About Corporation Tax (CT)
Corporation Tax is the main direct tax levied on the profit of a company in Ireland.
Companies may also be subject to income tax, capital gains tax (CGT) and Stamp Duty.
Corporation tax is assessed on the profits of a company for an accounting period. An accounting period cannot exceed twelve months.
Determining a company’s liability to corporation tax in Ireland has become an extremely topical subject in recent years. Also, the international tax climate has thrown a number of variables into the equation including US tax reform (Corporation Tax reduction from 35% to 21%), Brexit, the EU push for a common corporate tax base (CCCTB) and the OECD BEPS programme.
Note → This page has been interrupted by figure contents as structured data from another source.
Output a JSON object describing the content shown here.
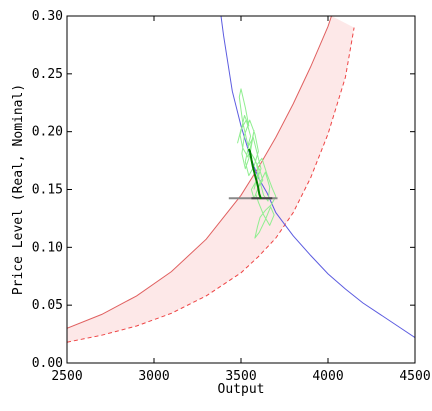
{
  "chart_data": {
    "type": "line",
    "xlabel": "Output",
    "ylabel": "Price Level (Real, Nominal)",
    "xlim": [
      2500,
      4500
    ],
    "ylim": [
      0,
      0.3
    ],
    "grid": false,
    "x_ticks": [
      "2500",
      "3000",
      "3500",
      "4000",
      "4500"
    ],
    "y_ticks": [
      "0.00",
      "0.05",
      "0.10",
      "0.15",
      "0.20",
      "0.25",
      "0.30"
    ],
    "colors": {
      "solid_curve": "#e06060",
      "dashed_curve": "#ee4444",
      "band_fill": "#fde8e8",
      "demand_curve": "#5c5ce0",
      "walk": "#90ee90",
      "walk_recent": "#008000",
      "reference": "#888888"
    },
    "band": {
      "upper": {
        "x": [
          2500,
          2700,
          2900,
          3100,
          3300,
          3500,
          3600,
          3700,
          3800,
          3900,
          4000,
          4020
        ],
        "y": [
          0.03,
          0.042,
          0.058,
          0.079,
          0.107,
          0.145,
          0.169,
          0.195,
          0.224,
          0.256,
          0.291,
          0.3
        ]
      },
      "lower": {
        "x": [
          2500,
          2700,
          2900,
          3100,
          3300,
          3500,
          3600,
          3700,
          3800,
          3900,
          4000,
          4100,
          4150
        ],
        "y": [
          0.018,
          0.024,
          0.032,
          0.043,
          0.058,
          0.078,
          0.092,
          0.108,
          0.13,
          0.16,
          0.198,
          0.247,
          0.29
        ]
      }
    },
    "demand": {
      "x": [
        3385,
        3400,
        3450,
        3500,
        3550,
        3600,
        3650,
        3700,
        3800,
        3900,
        4000,
        4100,
        4200,
        4300,
        4400,
        4500
      ],
      "y": [
        0.3,
        0.283,
        0.235,
        0.205,
        0.18,
        0.16,
        0.147,
        0.13,
        0.11,
        0.093,
        0.077,
        0.064,
        0.052,
        0.042,
        0.032,
        0.022
      ]
    },
    "walk": {
      "x": [
        3480,
        3500,
        3530,
        3555,
        3540,
        3510,
        3490,
        3500,
        3525,
        3545,
        3520,
        3495,
        3510,
        3540,
        3560,
        3575,
        3550,
        3525,
        3505,
        3520,
        3550,
        3580,
        3600,
        3575,
        3545,
        3525,
        3545,
        3570,
        3595,
        3615,
        3590,
        3560,
        3575,
        3610,
        3640,
        3665,
        3655,
        3630,
        3605,
        3590,
        3620,
        3650,
        3680,
        3700,
        3675,
        3640,
        3610,
        3595,
        3580,
        3605,
        3640,
        3670,
        3690,
        3665,
        3630,
        3600,
        3585,
        3600,
        3625,
        3610,
        3590,
        3575,
        3560,
        3580,
        3600,
        3590,
        3580,
        3575
      ],
      "y": [
        0.19,
        0.202,
        0.21,
        0.196,
        0.188,
        0.208,
        0.23,
        0.237,
        0.221,
        0.205,
        0.214,
        0.197,
        0.186,
        0.178,
        0.19,
        0.201,
        0.179,
        0.168,
        0.181,
        0.197,
        0.21,
        0.198,
        0.183,
        0.17,
        0.162,
        0.174,
        0.188,
        0.195,
        0.18,
        0.168,
        0.158,
        0.15,
        0.142,
        0.156,
        0.165,
        0.152,
        0.14,
        0.145,
        0.159,
        0.171,
        0.177,
        0.163,
        0.151,
        0.144,
        0.137,
        0.132,
        0.126,
        0.118,
        0.108,
        0.113,
        0.124,
        0.135,
        0.128,
        0.119,
        0.128,
        0.139,
        0.146,
        0.152,
        0.158,
        0.166,
        0.172,
        0.177,
        0.181,
        0.176,
        0.168,
        0.16,
        0.153,
        0.15
      ]
    },
    "walk_recent": {
      "x": [
        3545,
        3552,
        3560,
        3568,
        3575,
        3583,
        3590,
        3598,
        3605,
        3615
      ],
      "y": [
        0.185,
        0.183,
        0.176,
        0.17,
        0.166,
        0.161,
        0.157,
        0.152,
        0.146,
        0.142
      ]
    },
    "reference_line": {
      "x": [
        3430,
        3710
      ],
      "y": [
        0.1425,
        0.1425
      ]
    },
    "reference_line_dark": {
      "x": [
        3560,
        3680
      ],
      "y": [
        0.1425,
        0.1425
      ]
    }
  }
}
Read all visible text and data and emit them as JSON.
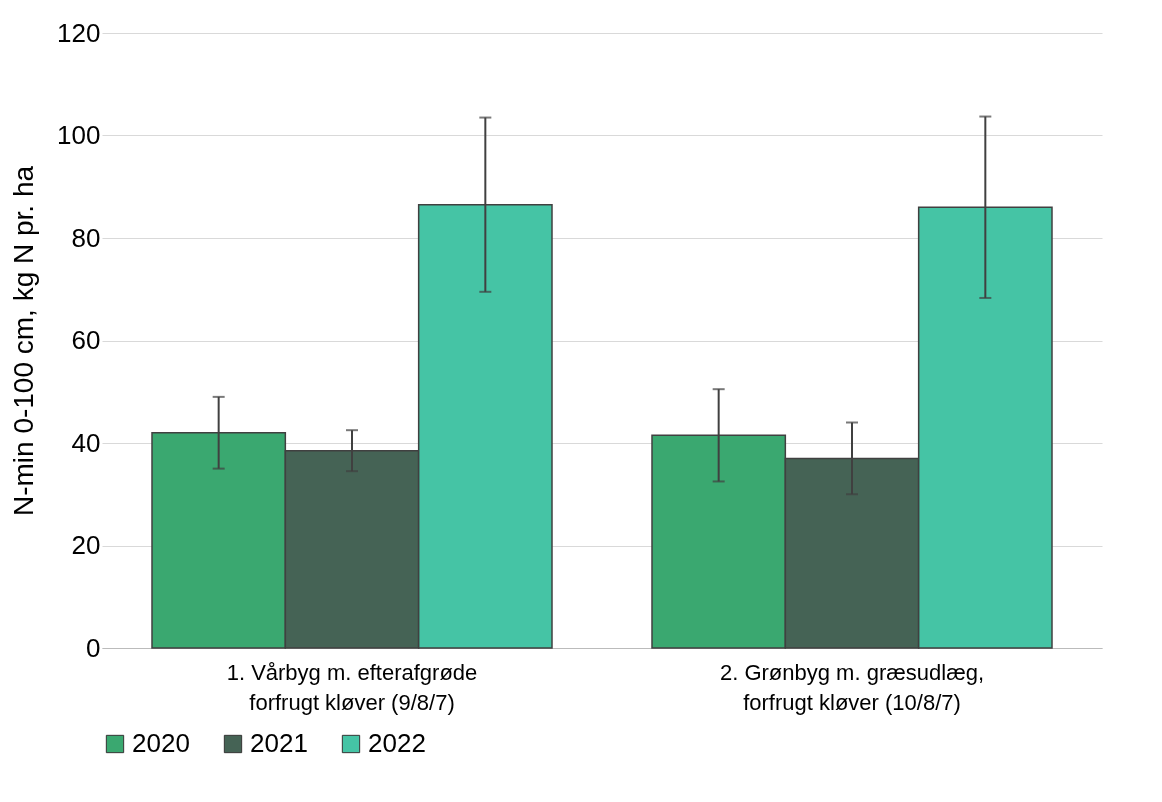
{
  "chart_data": {
    "type": "bar",
    "ylabel": "N-min 0-100 cm, kg N pr. ha",
    "categories": [
      "1. Vårbyg m. efterafgrøde\nforfrugt kløver (9/8/7)",
      "2. Grønbyg m. græsudlæg,\nforfrugt kløver (10/8/7)"
    ],
    "series": [
      {
        "name": "2020",
        "color": "#3aa870",
        "values": [
          42,
          41.5
        ],
        "errors": [
          7,
          9
        ]
      },
      {
        "name": "2021",
        "color": "#456355",
        "values": [
          38.5,
          37
        ],
        "errors": [
          4,
          7
        ]
      },
      {
        "name": "2022",
        "color": "#45c4a5",
        "values": [
          86.5,
          86
        ],
        "errors": [
          17,
          17.7
        ]
      }
    ],
    "ylim": [
      0,
      120
    ],
    "yticks": [
      0,
      20,
      40,
      60,
      80,
      100,
      120
    ],
    "grid": "y",
    "legend": "bottom"
  }
}
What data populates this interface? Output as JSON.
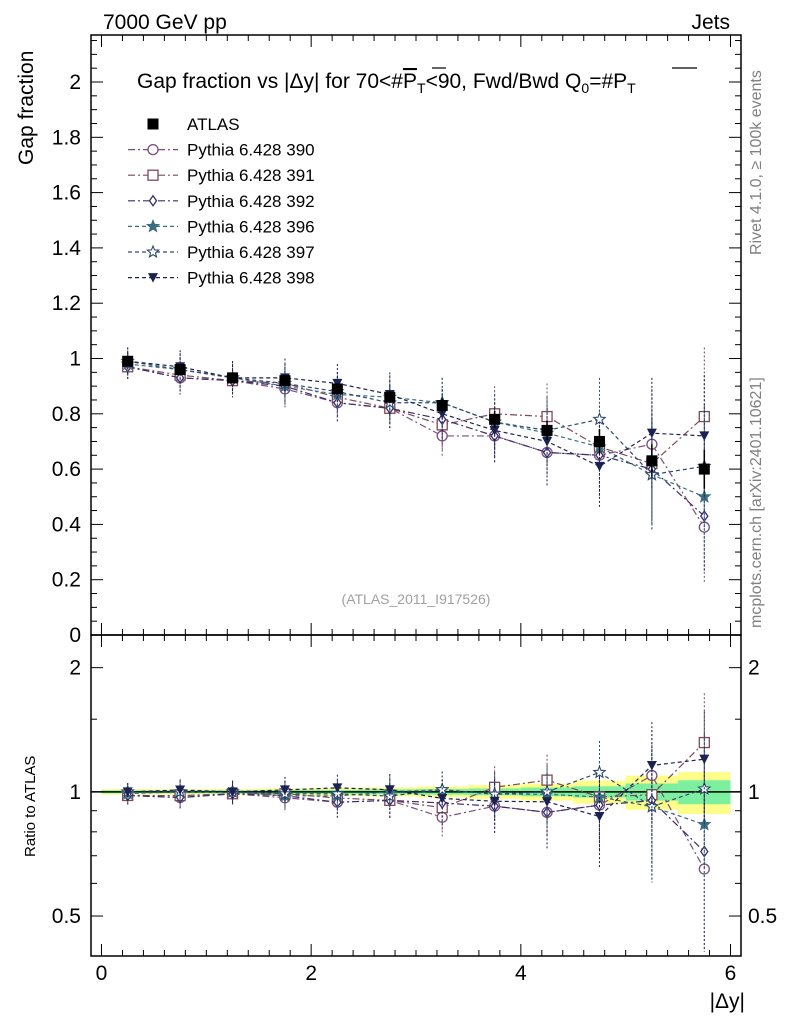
{
  "header": {
    "energy": "7000 GeV pp",
    "process": "Jets",
    "rivet": "Rivet 4.1.0, ≥ 100k events",
    "mcplots": "mcplots.cern.ch [arXiv:2401.10621]",
    "analysis": "(ATLAS_2011_I917526)"
  },
  "chart_data": {
    "type": "scatter",
    "title": "Gap fraction vs |Δy| for 70<#P̅T<90, Fwd/Bwd Q0=#P̅T",
    "title_parts": {
      "a": "Gap fraction vs |Δy| for 70<#",
      "p": "P",
      "t": "T",
      "b": "<90, Fwd/Bwd Q",
      "zero": "0",
      "c": "=#"
    },
    "xlabel": "|Δy|",
    "ylabel": "Gap fraction",
    "ratio_ylabel": "Ratio to ATLAS",
    "xlim": [
      -0.1,
      6.1
    ],
    "ylim": [
      0,
      2.17
    ],
    "ratio_ylim": [
      0.4,
      2.4
    ],
    "ratio_scale": "log",
    "x_ticks": [
      "0",
      "2",
      "4",
      "6"
    ],
    "y_ticks": [
      "0.2",
      "0.4",
      "0.6",
      "0.8",
      "1",
      "1.2",
      "1.4",
      "1.6",
      "1.8",
      "2"
    ],
    "ratio_ticks": [
      "0.5",
      "1",
      "2"
    ],
    "x": [
      0.25,
      0.75,
      1.25,
      1.75,
      2.25,
      2.75,
      3.25,
      3.75,
      4.25,
      4.75,
      5.25,
      5.75
    ],
    "data": {
      "name": "ATLAS",
      "values": [
        0.99,
        0.96,
        0.93,
        0.92,
        0.89,
        0.86,
        0.83,
        0.78,
        0.74,
        0.7,
        0.63,
        0.6
      ],
      "errors": [
        0.015,
        0.015,
        0.015,
        0.018,
        0.02,
        0.022,
        0.025,
        0.03,
        0.035,
        0.045,
        0.06,
        0.07
      ],
      "stat": [
        0.008,
        0.008,
        0.008,
        0.01,
        0.01,
        0.012,
        0.013,
        0.015,
        0.018,
        0.022,
        0.03,
        0.04
      ]
    },
    "series": [
      {
        "name": "Pythia 6.428 390",
        "color": "#7a4e7e",
        "marker": "circle-open",
        "dash": "7,3,2,3",
        "values": [
          0.97,
          0.93,
          0.92,
          0.89,
          0.84,
          0.82,
          0.72,
          0.72,
          0.66,
          0.65,
          0.69,
          0.39
        ],
        "errors": [
          0.05,
          0.06,
          0.06,
          0.07,
          0.07,
          0.08,
          0.08,
          0.1,
          0.12,
          0.15,
          0.2,
          0.2
        ]
      },
      {
        "name": "Pythia 6.428 391",
        "color": "#7d4a58",
        "marker": "square-open",
        "dash": "7,3,2,3",
        "values": [
          0.97,
          0.94,
          0.92,
          0.91,
          0.86,
          0.82,
          0.76,
          0.8,
          0.79,
          0.68,
          0.62,
          0.79
        ],
        "errors": [
          0.05,
          0.06,
          0.06,
          0.07,
          0.07,
          0.08,
          0.09,
          0.1,
          0.12,
          0.15,
          0.2,
          0.25
        ]
      },
      {
        "name": "Pythia 6.428 392",
        "color": "#3b2e6b",
        "marker": "diamond-open",
        "dash": "7,3,2,3",
        "values": [
          0.97,
          0.93,
          0.92,
          0.9,
          0.84,
          0.82,
          0.78,
          0.72,
          0.66,
          0.65,
          0.6,
          0.43
        ],
        "errors": [
          0.05,
          0.06,
          0.06,
          0.07,
          0.07,
          0.08,
          0.09,
          0.1,
          0.12,
          0.15,
          0.2,
          0.2
        ]
      },
      {
        "name": "Pythia 6.428 396",
        "color": "#3d6e80",
        "marker": "star-filled",
        "dash": "4,3",
        "values": [
          0.98,
          0.96,
          0.93,
          0.9,
          0.87,
          0.86,
          0.84,
          0.77,
          0.73,
          0.68,
          0.58,
          0.5
        ],
        "errors": [
          0.05,
          0.06,
          0.06,
          0.07,
          0.07,
          0.08,
          0.09,
          0.1,
          0.12,
          0.15,
          0.2,
          0.22
        ]
      },
      {
        "name": "Pythia 6.428 397",
        "color": "#2e4a72",
        "marker": "star-open",
        "dash": "4,3",
        "values": [
          0.99,
          0.96,
          0.93,
          0.91,
          0.88,
          0.84,
          0.84,
          0.77,
          0.74,
          0.78,
          0.58,
          0.61
        ],
        "errors": [
          0.05,
          0.06,
          0.06,
          0.07,
          0.07,
          0.08,
          0.09,
          0.1,
          0.12,
          0.15,
          0.2,
          0.22
        ]
      },
      {
        "name": "Pythia 6.428 398",
        "color": "#1c2250",
        "marker": "tri-down-filled",
        "dash": "4,3",
        "values": [
          0.99,
          0.97,
          0.93,
          0.93,
          0.91,
          0.87,
          0.8,
          0.74,
          0.7,
          0.61,
          0.73,
          0.72
        ],
        "errors": [
          0.05,
          0.06,
          0.06,
          0.07,
          0.07,
          0.08,
          0.09,
          0.1,
          0.12,
          0.15,
          0.2,
          0.22
        ]
      }
    ],
    "band_colors": {
      "total": "#fdfd8a",
      "stat": "#7df0a0"
    }
  }
}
Ireland taxes the Worldwide profits of Irish incorporated companies and normally gives credit against Irish tax, for any foreign corporate tax incurred. This means that an Irish company which has a branch located in another country e.g. Germany, is likely to be subject to tax on its profits in Germany. The Irish company when completing its corporate tax return will include the foreign branch profits as taxable profits. Although tax will already have been paid on these branch profits in Germany, Irish tax will apply, with a credit available for the tax paid in Germany.
A company which is incorporated in Ireland after 1st January 2015, is deemed to be tax resident in Ireland and therefore liable to corporation tax. This change in legislation closed a loophole in the Irish tax code which received much adverse publicity.
A company not incorporated in Ireland may still be deemed registered in Ireland if the organisation core management and control functions are performed in Ireland.
This is a complex area on which the merits of each case must be considered fully prior to making a determination on tax residency.
The main body of legislation governing the taxation of companies in Ireland is the Tax Consolidation Act 1997 (TCA’97).